Weißt du noch, wann das Interview auf der Musikmesse gewesen sein könnte?

“Nein, da muss ich leider passen. Ich erinnere mich zwar, das eine oder andere Mal auf der Messe gewesen zu sein, aber wann … ?”

Inga Rumpf wird demnächst 75, sieht blendend aus und trägt noch immer schwarz/weiß-gestreifte T-Shirts.

“Gut beobachtet (lacht)! Das kommt ja aus der Seefahrt. Ich stamme aus Hamburg und da sind diese Streifen sehr beliebt.”

Man tut’s zwar nicht, aber ich erlaube mir dir jetzt schon zum Geburtstag zu gratulieren. Ich denke du hast dich mit den beiden Alben selbst beschenkt, oder?

“Das kann man durchaus so sehen. Es ist eine große Freude für mich, dass sie überhaupt veröffentlicht werden. In Zeiten wie diesen eine Plattenfirma zu finden ist ja auch nicht einfach. Noch dazu erscheint fast zeitgleich mein Autobiographie "Darf ich etwas vorsingen?", man kann die beiden Alben eigentlich als Soundtrack dazu sehen.”

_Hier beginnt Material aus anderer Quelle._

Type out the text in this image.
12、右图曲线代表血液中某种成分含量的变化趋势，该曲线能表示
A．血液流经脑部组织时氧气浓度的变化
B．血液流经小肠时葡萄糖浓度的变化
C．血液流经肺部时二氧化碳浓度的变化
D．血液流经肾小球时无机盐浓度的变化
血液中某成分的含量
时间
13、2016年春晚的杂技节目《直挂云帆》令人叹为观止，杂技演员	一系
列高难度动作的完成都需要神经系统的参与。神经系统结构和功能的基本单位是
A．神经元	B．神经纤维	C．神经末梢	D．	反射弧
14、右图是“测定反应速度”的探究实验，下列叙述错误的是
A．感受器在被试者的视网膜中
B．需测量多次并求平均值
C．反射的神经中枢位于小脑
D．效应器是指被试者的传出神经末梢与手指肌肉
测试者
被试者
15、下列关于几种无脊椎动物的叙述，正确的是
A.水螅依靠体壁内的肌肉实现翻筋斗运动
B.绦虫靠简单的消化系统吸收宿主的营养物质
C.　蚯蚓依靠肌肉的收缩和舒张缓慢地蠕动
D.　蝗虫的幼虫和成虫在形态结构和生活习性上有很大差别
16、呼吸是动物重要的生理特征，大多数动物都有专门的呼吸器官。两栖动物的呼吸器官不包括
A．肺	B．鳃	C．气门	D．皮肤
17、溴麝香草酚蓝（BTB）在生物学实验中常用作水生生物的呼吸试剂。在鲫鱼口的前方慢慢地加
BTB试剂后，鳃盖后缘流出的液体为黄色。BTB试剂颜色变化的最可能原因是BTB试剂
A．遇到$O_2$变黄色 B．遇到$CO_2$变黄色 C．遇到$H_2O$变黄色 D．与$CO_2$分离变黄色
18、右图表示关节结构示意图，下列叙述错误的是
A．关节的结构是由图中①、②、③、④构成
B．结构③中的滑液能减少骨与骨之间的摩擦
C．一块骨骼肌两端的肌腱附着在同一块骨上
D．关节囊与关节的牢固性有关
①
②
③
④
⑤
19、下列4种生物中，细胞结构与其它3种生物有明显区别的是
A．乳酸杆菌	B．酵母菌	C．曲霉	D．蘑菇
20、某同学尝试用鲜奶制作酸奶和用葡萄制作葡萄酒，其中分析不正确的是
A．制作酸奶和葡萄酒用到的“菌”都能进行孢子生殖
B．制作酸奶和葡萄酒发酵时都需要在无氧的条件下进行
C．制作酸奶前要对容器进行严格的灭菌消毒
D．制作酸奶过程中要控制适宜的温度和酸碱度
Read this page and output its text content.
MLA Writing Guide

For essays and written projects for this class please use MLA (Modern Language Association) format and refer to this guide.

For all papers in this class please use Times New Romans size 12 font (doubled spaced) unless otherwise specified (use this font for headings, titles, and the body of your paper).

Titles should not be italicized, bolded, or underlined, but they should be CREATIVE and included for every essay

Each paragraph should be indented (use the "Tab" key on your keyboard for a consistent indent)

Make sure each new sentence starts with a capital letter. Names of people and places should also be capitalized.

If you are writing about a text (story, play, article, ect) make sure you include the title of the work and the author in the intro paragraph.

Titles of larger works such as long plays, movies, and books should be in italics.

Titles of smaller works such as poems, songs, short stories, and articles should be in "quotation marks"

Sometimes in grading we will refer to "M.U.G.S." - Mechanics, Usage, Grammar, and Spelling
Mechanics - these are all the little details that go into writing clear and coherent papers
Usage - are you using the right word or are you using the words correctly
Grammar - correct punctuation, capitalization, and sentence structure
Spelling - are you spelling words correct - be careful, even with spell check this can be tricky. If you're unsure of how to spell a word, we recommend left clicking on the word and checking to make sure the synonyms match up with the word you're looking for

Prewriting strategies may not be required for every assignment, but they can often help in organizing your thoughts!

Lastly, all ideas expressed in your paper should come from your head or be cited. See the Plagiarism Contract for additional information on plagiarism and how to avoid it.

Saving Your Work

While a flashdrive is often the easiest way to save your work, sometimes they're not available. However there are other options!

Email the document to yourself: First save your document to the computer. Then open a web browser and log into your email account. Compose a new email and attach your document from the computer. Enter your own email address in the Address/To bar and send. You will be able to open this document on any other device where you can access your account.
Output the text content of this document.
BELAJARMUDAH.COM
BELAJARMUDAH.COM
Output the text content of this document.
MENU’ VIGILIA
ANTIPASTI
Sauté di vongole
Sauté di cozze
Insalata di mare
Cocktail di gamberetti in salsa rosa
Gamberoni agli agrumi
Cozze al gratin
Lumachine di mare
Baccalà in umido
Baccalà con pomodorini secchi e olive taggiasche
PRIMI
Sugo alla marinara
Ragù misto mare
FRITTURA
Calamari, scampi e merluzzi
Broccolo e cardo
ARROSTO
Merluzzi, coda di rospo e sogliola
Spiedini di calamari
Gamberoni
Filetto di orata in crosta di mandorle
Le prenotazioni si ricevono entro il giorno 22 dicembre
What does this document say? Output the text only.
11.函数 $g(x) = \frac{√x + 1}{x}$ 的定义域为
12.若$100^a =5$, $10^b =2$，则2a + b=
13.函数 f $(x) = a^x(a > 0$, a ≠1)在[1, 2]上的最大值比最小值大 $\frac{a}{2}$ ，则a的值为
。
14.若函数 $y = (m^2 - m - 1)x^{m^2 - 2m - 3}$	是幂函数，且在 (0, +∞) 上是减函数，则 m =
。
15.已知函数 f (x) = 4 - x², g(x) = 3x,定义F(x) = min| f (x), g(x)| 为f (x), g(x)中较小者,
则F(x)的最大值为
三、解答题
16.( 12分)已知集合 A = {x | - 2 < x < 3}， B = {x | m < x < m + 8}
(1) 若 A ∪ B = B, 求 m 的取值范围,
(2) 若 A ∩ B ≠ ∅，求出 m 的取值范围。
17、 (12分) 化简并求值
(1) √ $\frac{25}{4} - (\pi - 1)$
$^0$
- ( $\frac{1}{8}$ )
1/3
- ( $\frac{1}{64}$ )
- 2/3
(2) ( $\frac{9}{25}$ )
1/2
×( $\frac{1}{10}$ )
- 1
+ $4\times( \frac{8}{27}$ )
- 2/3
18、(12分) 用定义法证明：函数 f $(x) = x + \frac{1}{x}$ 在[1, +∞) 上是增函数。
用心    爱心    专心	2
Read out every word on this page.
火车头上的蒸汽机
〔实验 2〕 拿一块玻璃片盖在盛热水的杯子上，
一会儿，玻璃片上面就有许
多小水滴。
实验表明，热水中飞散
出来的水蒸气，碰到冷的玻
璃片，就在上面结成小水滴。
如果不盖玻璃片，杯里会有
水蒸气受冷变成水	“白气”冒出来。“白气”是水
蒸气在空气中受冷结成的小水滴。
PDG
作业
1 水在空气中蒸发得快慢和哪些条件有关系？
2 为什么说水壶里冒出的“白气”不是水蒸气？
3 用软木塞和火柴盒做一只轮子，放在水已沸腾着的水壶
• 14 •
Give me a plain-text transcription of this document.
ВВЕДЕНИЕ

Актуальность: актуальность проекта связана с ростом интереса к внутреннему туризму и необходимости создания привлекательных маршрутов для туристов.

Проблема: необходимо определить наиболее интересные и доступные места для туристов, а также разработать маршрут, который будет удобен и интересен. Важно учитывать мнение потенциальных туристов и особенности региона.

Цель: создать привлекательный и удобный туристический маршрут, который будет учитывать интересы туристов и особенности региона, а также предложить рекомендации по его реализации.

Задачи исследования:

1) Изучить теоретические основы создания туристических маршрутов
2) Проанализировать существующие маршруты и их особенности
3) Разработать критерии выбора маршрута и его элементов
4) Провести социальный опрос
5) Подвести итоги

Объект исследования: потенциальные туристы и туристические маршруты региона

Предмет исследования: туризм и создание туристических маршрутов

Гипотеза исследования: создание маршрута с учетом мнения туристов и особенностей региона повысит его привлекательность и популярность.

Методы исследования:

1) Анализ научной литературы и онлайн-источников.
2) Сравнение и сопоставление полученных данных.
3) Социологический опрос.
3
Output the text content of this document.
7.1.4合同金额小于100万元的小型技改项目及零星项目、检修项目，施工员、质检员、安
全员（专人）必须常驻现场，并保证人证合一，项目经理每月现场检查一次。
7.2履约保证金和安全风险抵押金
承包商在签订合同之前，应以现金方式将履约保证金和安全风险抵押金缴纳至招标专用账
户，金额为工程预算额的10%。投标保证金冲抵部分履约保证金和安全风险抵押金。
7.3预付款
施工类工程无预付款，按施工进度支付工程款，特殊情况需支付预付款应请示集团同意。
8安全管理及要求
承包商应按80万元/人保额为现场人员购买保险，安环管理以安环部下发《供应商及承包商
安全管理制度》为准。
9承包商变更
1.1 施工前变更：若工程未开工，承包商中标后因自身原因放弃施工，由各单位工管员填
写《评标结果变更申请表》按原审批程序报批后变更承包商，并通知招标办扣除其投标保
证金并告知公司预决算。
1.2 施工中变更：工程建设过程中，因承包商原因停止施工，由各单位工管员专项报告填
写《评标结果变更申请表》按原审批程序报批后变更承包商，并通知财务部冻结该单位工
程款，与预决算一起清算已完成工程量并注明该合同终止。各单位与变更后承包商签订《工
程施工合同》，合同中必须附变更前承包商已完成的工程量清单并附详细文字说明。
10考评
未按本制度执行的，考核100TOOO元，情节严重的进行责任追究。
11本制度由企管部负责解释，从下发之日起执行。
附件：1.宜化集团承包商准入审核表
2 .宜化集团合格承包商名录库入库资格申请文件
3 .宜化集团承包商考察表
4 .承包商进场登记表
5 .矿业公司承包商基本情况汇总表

Spannend! Ich denke dass du da auch über deinen musikalischen Werdegang berichtest, über deine Karriere die sich mittlerweile über 56 Jahre erstreckt, wenn ich richtig informiert bin …

“Ich hatte mich bereits mit 16 sehr für Musik und auch das Musikmachen interessiert, aber das war zu einer Zeit wo du bis 21 schon um 10 Uhr zuhause sein musstest. So habe ich die Anfangsjahre mehr mit dem Studium der Musik, die ich geliebt habe, verbracht. Freunde hatten mir ein paar Harmonien auf der Gitarre beigebracht und ich hatte dann schon ein kleine Band, eine Skiffle Band mit der ich gelegentlich in einem Jugendhaus in St. Pauli spielte. Der Engländer John O’Brien-Docker kam damals nach Hamburg und suchte nach jungen Gesangstalenten, mit denen er die CITY PREACHERS gründen wollte und ich war dabei. Das war noch zu meiner Lehrzeit und mir war dann klar, dass ich mit Musik mein Leben verbringen wollte. Steht übrigens alles im Detail in meinem Buch…”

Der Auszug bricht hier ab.